Now that we have detected the tags, let’s visualise them:

def plot_squares(detected_tags, tag_ids):
    plt.imshow(img[:,:,::-1])
    for i in range(0,len(detected_tags)):
        square = detected_tags[i]
        square = square.squeeze()
        x = []
        y = []
        for j in range(0,5):
            v1 = square[j%4]
            x.append(v1[0])
            y.append(v1[1])
                     
        plt.plot(x, y, label='tag: ' + str(tag_ids[i]), linewidth=5)
    plt.legend()
    plt.show()

plot_squares(detected_tags, tag_ids)

Finding the tag position and orientation

Now that we have detected the tags, we can compute the position and orientation of the tag with respect to the camera.

In practice, if we can find the position and orientation of the tag with respect to the camera, we can, conversely, find the position and orientation of the camera with respect to the tag.

When cv2.aruco.detectMarkers detects a tag; it gives us the tag coordinates, starting from the top left and proceeding in a counterclockwise direction around the tag.

If we use the tag as the origin for a right-handed - coordinate system and place the origin at the lower-left corner of the tag, we find the 3D coordinates of the corners of the tags are as follows.

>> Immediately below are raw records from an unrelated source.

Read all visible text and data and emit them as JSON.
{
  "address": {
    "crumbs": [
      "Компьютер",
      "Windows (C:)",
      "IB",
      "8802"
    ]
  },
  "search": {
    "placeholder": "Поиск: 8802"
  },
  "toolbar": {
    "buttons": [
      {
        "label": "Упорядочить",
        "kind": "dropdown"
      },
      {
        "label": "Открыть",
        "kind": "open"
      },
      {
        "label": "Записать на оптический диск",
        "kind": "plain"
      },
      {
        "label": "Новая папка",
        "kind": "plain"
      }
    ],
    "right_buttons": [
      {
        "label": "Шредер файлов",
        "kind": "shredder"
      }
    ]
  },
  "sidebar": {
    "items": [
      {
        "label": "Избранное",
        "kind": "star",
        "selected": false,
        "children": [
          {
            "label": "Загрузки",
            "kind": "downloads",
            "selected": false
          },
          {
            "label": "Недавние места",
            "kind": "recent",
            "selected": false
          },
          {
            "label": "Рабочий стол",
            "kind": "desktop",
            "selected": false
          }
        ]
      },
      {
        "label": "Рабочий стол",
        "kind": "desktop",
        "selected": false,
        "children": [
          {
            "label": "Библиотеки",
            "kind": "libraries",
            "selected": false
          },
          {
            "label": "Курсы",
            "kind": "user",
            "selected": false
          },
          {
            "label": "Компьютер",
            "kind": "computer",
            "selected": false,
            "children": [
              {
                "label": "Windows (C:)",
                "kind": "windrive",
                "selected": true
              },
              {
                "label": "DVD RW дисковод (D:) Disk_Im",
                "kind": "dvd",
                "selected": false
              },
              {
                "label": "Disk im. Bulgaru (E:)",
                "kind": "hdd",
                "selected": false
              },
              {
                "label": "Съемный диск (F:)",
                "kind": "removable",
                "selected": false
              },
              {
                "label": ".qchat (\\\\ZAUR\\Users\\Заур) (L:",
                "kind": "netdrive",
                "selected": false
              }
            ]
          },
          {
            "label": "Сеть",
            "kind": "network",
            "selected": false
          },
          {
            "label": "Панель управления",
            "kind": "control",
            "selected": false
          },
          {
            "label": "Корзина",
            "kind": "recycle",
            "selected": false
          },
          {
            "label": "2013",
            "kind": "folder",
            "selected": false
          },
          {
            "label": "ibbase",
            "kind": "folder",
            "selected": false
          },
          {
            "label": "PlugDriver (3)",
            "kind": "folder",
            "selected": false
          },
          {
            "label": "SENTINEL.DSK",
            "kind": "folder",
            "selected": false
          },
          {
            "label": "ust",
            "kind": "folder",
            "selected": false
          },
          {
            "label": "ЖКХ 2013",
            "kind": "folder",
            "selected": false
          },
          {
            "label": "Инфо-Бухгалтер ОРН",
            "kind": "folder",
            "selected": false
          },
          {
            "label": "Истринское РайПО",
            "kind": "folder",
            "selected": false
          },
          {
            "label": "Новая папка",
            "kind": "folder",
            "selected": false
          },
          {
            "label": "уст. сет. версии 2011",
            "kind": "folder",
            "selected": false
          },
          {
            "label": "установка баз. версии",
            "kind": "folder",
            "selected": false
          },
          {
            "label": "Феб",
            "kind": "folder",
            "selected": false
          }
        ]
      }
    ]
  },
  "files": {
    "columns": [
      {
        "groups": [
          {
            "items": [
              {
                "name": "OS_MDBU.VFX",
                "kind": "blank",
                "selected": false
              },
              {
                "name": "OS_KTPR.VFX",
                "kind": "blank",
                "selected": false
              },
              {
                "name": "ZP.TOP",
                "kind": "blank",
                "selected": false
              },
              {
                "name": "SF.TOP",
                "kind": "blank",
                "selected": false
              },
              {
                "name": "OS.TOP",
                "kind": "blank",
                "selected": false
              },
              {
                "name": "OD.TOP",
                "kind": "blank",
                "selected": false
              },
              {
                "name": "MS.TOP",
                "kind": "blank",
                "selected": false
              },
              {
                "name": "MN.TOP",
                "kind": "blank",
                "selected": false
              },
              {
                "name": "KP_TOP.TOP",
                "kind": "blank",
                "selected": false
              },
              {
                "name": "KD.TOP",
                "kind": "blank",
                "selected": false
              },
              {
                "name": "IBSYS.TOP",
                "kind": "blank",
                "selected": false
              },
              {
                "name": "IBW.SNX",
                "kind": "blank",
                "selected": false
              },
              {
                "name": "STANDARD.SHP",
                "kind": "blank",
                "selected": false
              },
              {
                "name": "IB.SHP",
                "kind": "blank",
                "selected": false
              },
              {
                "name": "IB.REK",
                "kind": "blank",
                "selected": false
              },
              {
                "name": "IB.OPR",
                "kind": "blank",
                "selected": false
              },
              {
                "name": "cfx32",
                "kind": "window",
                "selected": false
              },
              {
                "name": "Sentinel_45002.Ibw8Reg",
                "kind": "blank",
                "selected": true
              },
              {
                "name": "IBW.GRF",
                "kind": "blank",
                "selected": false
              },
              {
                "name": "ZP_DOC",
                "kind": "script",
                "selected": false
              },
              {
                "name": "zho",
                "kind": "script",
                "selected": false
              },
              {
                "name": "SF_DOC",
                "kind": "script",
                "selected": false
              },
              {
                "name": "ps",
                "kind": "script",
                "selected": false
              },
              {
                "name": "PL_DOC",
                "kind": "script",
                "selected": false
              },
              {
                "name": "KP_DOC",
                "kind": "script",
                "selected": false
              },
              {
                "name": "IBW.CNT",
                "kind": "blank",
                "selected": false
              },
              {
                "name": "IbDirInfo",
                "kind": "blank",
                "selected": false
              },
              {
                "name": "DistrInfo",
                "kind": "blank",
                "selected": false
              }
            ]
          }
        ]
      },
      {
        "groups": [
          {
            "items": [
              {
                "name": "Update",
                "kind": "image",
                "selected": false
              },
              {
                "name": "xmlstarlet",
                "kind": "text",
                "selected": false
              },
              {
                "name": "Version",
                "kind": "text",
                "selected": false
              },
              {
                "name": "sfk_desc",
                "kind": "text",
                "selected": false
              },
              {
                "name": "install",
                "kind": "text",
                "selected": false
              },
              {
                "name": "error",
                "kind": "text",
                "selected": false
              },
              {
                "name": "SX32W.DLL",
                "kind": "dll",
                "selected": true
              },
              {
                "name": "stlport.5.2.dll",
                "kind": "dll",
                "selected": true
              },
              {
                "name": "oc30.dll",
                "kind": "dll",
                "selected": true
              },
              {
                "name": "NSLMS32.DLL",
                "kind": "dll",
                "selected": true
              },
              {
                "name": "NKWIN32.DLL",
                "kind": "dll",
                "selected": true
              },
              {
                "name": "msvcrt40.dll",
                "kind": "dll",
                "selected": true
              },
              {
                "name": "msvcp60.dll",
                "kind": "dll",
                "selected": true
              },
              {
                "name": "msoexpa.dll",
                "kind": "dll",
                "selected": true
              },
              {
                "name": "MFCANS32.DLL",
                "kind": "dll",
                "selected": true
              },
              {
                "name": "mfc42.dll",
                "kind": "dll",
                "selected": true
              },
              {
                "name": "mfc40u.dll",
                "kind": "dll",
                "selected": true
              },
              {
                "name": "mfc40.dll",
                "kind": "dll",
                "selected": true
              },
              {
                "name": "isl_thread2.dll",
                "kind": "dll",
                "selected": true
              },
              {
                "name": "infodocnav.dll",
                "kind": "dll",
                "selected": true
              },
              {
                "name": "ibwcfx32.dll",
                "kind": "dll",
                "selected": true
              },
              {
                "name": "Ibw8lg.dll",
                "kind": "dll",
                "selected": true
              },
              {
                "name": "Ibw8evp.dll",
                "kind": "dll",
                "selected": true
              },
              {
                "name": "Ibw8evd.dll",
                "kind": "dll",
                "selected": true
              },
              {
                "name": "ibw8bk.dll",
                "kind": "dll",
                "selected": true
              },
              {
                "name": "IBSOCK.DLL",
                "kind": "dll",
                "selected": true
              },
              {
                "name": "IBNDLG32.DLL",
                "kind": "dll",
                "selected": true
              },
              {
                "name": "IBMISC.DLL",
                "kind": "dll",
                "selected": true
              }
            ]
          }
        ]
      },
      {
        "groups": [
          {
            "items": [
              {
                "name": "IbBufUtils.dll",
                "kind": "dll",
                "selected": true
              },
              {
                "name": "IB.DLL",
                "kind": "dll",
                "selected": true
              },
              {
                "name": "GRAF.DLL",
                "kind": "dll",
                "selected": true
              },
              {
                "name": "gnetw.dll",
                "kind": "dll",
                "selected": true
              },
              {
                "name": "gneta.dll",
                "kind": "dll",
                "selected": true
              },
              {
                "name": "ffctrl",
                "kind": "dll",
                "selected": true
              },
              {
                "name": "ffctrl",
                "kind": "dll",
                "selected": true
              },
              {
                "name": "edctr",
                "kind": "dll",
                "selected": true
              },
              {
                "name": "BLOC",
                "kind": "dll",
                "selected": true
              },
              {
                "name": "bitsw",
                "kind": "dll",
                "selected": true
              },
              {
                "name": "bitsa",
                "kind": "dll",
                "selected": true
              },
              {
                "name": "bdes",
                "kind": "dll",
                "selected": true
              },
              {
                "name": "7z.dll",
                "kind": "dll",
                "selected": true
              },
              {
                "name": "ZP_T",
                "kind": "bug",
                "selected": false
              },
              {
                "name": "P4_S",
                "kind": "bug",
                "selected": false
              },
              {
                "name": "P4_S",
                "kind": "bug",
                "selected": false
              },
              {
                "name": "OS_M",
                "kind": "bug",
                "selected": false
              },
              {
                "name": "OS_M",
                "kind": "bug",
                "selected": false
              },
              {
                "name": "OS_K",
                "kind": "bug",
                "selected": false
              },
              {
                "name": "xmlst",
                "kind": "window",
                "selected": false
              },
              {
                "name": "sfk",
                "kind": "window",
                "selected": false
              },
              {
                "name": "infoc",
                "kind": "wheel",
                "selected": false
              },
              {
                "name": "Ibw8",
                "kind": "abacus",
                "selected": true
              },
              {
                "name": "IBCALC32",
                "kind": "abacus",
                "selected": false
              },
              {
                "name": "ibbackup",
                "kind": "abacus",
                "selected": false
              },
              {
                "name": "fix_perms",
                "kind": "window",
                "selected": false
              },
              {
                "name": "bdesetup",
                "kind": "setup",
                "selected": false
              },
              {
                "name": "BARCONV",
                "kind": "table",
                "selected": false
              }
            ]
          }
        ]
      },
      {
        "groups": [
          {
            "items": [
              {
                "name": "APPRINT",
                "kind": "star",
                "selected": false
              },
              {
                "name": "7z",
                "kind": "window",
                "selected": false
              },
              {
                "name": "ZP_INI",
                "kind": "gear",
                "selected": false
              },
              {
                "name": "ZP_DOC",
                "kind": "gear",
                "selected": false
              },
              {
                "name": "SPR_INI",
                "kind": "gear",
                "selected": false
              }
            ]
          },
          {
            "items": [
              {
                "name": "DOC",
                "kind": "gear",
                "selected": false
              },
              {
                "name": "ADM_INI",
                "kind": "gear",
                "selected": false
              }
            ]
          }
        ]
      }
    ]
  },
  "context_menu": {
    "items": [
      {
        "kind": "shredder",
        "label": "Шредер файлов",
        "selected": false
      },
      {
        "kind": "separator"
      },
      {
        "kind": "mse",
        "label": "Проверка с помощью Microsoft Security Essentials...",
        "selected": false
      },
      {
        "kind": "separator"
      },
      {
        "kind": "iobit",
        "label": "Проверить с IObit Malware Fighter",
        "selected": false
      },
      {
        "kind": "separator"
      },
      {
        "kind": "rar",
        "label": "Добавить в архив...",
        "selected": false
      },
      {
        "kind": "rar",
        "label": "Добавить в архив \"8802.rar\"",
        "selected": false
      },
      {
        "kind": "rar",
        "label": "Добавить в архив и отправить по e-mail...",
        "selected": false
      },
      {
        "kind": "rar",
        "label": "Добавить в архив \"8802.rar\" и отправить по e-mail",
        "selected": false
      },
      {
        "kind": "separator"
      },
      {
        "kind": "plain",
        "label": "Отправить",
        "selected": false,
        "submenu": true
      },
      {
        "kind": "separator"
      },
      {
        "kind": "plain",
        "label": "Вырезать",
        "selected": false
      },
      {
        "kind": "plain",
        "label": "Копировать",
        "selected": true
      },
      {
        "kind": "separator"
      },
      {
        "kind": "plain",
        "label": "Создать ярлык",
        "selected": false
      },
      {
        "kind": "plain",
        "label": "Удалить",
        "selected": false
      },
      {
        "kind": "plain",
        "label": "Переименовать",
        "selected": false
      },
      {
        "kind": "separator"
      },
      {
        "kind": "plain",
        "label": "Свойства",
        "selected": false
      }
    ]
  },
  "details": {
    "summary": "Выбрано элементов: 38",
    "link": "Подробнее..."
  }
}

points_3d = np.array([[0.0,1.0,0.0],
                      [1.0,1.0,0.0],
                      [1.0,0.0,0.0],
                      [0.0,0.0,0.0]])

With the 2d coordinates and corresponding 3d coordinates for the corners of each tag, we can find the relationship between the camera and the tag.

The can be computed using cv2.solvePnP, which will give us the rvec and tvec, which describes the position and orientation of the tag according to the coordinate system of the camera.

In this case, rvec is in Rodrigues format.

Finally, let’s visualize the coordinate system defined by each ArUco tag.

for i in range(len(detected_tags)):
    points_2d = detected_tags[i].squeeze()

    ret, rvec, tvec = cv2.solvePnP(objectPoints = points_3d, imagePoints = points_2d, cameraMatrix = K, distCoeffs = dist)#, flags = cv2.SOLVEPNP_IPPE_SQUARE)
    
    axis = np.float32([[1,0,0], [0,1,0], [0,0,1]]).reshape(-1,3)
    imgpts, jac = cv2.projectPoints(axis, rvec, tvec, K, dist)
    imgpts = np.squeeze(imgpts)
    cx, cy = points_2d[3,0], points_2d[3,1]
    plt.imshow(img[:,:,::-1])

    if i ==0:
        plt.plot([cx,imgpts[0,0]],[cy, imgpts[0,1]], color='r', alpha=0.75, linewidth=5, label='X Axis')
        plt.plot([cx,imgpts[1,0]],[cy, imgpts[1,1]], color='g', alpha=0.75, linewidth=5, label='Y Axis')
        plt.plot([cx,imgpts[2,0]],[cy, imgpts[2,1]], color='b', alpha=0.75, linewidth=5, label='Z Axis')
    else:
        plt.plot([cx,imgpts[0,0]],[cy, imgpts[0,1]], color='r', alpha=0.75, linewidth=5)
        plt.plot([cx,imgpts[1,0]],[cy, imgpts[1,1]], color='g', alpha=0.75, linewidth=5)
        plt.plot([cx,imgpts[2,0]],[cy, imgpts[2,1]], color='b', alpha=0.75, linewidth=5)

plt.legend()
plt.show()

Finding the camera position and orientation

For completeness, we can find the location and orientation of the camera with respect to one of the tags.

In this case, it will be the first tag we detected, tag number 27, in the low left of the image.

tag_index = 0
points_2d = detected_tags[tag_index].squeeze()

ret, rvec, tvec = cv2.solvePnP(objectPoints = points_3d, imagePoints = points_2d, cameraMatrix = K, distCoeffs = dist)#, flags = cv2.SOLVEPNP_IPPE_SQUARE)

Now we can find the camera position Camera_Cand its orientation Camera_R (in Quaternions), with respect to the coordinate system defined by the tag.

r = Rot.from_rotvec(rvec[:,0])
R = r.as_matrix()
t = np.array(tvec)

Camera_C = -np.dot(R.T,tvec)
print(Camera_C)

Camera_R = Rot.from_matrix(R.T).as_quat()
print(Camera_R)
[[ 0.27833657]
 [-1.92925962]
 [ 4.07499752]]
[ 0.9225515  -0.20544298  0.09037747 -0.31388505]

Conclusion

For me, ArUco tags offer many exciting possibilities beyond Augmented Reality.

In particular, they can be applied during photogrammetric surveying projects to estimate camera positions and orientations quickly.

They also allow us to inject scale estimates into a photogrammetric reconstruction, given their known real-world size.